Auch andere schauen hin: jemand erbricht sich, jemand duckt sich weg und ist dennoch neugierig. Vielleicht siehst du – subjektiv – aus der Perspektive der Kreatur und machst damit alle Anwesenden zu jemandes „Anderen“.
Und vielleicht erinnert dich das Ganze an etwas Großes, aber Unfassbares, an die stachelige Textur des Lebendigseins: Fragen über Fragen, verschwommene Sehnsüchte, flüchtige Einblicke in ein namenloses Geheimnis – Fremdheit, akzeptiert, weil sie unmittelbar vor dir liegt.

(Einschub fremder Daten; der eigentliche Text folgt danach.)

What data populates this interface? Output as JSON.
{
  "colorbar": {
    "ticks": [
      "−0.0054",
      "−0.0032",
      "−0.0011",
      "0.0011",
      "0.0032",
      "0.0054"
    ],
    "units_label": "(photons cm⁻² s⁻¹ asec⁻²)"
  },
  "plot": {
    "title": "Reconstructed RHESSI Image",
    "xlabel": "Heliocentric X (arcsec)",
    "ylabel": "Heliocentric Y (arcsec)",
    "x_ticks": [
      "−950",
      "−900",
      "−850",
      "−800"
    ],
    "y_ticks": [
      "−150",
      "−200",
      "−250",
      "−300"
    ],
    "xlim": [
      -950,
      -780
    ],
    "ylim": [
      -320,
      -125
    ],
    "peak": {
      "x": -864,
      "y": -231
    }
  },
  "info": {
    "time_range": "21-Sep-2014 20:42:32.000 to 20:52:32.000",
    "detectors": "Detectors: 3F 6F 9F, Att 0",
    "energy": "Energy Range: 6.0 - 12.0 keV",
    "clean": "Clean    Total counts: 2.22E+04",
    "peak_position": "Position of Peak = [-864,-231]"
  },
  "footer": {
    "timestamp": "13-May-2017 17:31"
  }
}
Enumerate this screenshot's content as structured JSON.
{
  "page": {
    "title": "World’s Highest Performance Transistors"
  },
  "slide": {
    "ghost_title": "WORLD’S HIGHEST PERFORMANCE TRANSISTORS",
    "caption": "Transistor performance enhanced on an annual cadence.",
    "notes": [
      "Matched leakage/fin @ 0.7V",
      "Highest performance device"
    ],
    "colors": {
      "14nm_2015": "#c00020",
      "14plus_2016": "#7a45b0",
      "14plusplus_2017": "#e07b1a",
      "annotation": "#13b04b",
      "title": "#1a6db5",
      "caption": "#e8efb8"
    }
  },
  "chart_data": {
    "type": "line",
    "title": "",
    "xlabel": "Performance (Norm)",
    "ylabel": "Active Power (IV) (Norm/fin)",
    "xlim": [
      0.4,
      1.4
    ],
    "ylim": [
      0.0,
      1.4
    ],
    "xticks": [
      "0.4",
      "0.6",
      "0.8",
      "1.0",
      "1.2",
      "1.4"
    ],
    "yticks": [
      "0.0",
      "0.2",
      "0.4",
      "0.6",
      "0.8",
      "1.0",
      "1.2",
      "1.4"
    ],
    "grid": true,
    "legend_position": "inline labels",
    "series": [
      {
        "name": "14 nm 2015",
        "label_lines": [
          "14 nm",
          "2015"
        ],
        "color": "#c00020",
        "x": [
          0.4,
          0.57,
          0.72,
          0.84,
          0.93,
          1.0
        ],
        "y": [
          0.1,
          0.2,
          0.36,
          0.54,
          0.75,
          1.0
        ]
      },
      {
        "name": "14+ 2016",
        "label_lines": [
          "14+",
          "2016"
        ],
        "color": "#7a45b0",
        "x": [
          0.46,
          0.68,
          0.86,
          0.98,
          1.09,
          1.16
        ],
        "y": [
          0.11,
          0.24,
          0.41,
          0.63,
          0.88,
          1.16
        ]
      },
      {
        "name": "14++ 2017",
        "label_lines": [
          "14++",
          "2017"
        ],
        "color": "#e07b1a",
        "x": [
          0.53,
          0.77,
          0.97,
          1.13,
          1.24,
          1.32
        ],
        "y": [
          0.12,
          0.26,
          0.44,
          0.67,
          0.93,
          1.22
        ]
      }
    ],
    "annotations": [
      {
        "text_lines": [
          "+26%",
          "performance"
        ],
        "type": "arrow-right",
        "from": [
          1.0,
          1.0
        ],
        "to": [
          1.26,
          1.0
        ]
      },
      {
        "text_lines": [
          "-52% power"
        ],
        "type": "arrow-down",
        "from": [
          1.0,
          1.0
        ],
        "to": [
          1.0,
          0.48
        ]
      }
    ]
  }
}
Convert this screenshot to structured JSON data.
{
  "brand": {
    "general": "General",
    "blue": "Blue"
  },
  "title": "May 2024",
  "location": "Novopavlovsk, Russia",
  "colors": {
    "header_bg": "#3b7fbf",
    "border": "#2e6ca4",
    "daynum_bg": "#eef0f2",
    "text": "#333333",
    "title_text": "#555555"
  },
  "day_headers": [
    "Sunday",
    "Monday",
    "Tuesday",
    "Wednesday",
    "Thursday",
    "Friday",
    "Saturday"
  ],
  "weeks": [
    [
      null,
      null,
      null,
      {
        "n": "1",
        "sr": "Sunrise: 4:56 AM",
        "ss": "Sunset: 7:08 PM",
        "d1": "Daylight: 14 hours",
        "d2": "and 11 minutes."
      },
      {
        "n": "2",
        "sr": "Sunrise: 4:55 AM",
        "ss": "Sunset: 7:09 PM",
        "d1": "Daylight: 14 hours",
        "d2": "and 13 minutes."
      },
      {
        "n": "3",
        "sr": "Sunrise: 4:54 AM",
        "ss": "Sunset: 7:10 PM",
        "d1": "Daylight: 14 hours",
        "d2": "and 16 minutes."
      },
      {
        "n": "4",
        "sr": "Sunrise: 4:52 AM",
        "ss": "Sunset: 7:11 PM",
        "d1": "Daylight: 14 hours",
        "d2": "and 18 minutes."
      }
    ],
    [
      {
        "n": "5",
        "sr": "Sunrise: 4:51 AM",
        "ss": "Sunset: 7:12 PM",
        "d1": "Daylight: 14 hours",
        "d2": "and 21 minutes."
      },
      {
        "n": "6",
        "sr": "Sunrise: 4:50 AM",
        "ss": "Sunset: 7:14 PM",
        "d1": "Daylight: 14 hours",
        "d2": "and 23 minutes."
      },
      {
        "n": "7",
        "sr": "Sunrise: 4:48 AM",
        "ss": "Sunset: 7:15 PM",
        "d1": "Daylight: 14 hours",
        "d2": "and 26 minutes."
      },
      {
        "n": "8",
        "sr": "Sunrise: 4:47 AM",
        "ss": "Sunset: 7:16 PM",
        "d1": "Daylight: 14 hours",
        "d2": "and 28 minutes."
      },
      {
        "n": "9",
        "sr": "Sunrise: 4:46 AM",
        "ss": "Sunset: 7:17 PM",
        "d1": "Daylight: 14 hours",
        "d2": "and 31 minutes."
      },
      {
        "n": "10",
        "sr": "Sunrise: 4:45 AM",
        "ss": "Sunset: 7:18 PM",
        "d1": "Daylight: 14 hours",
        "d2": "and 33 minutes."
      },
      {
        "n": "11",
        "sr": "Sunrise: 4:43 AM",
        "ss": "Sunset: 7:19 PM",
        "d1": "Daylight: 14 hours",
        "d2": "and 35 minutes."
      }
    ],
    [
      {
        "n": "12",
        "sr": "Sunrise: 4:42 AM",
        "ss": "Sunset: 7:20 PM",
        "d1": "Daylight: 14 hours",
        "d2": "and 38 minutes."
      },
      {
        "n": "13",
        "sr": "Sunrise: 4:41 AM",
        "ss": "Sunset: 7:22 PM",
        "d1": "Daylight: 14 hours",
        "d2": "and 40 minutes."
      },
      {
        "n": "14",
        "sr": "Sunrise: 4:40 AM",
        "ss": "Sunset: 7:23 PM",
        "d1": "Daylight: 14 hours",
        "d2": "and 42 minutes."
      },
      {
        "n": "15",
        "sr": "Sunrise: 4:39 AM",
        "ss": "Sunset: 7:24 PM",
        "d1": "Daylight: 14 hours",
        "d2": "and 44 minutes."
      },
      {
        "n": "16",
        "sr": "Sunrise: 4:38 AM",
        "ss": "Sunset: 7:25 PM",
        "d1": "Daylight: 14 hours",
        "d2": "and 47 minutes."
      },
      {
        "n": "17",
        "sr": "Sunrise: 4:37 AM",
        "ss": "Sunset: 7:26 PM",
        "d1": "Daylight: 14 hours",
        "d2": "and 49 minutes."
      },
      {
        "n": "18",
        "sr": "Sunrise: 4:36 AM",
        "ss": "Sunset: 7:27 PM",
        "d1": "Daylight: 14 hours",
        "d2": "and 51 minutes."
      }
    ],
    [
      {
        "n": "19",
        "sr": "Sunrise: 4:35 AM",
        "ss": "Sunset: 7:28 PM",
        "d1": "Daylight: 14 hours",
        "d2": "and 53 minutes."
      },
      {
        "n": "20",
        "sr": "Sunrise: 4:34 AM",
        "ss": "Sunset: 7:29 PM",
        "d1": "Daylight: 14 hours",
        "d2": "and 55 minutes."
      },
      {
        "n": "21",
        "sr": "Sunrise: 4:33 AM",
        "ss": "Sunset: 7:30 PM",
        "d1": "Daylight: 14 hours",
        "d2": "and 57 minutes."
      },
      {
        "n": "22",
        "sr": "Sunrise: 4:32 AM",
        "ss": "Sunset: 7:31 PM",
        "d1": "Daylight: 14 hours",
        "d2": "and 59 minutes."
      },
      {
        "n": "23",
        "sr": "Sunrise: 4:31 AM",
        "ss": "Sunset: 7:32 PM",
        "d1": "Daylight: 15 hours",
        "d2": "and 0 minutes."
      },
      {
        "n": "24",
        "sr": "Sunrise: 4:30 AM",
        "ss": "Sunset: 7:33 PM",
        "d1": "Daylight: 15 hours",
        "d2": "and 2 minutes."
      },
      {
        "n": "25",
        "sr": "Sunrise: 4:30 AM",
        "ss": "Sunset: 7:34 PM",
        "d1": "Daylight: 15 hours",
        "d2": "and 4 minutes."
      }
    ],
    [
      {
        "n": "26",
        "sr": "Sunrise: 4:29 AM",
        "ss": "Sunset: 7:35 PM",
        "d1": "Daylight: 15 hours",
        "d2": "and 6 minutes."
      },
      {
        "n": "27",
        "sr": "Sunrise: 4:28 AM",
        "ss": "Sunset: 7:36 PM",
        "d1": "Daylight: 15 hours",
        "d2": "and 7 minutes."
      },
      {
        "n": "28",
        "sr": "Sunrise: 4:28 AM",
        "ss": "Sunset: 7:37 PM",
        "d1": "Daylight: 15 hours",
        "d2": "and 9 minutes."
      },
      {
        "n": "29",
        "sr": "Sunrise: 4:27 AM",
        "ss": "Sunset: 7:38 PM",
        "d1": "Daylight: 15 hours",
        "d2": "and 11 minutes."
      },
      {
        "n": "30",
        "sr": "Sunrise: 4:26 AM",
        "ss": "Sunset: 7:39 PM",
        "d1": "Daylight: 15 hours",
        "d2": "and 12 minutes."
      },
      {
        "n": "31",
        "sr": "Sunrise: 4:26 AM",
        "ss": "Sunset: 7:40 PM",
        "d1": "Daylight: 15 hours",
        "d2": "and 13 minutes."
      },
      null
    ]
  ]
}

Nour el Salehs Gemälde Spleen ist, ganz charakteristisch, eine Versammlung unbeantwortbarer Fragen: Wo? Wann? Wer? Auf welcher Ebene der Realität?
Der Ausstellungstitel Interface könnte auf die künstlich erzeugten Umgebungen von Videospielen anspielen.
All das verweist zugleich darauf, dass die Künstlerin selbst nur kurz vor uns angekommen ist. Sie beginnt fast immer mit dem Malen, ohne zu wissen, was sie malen wird – auf der Suche nach jener Schwelle, an der klar wird, dass etwas geschehen wird, ohne dass feststeht, was genau.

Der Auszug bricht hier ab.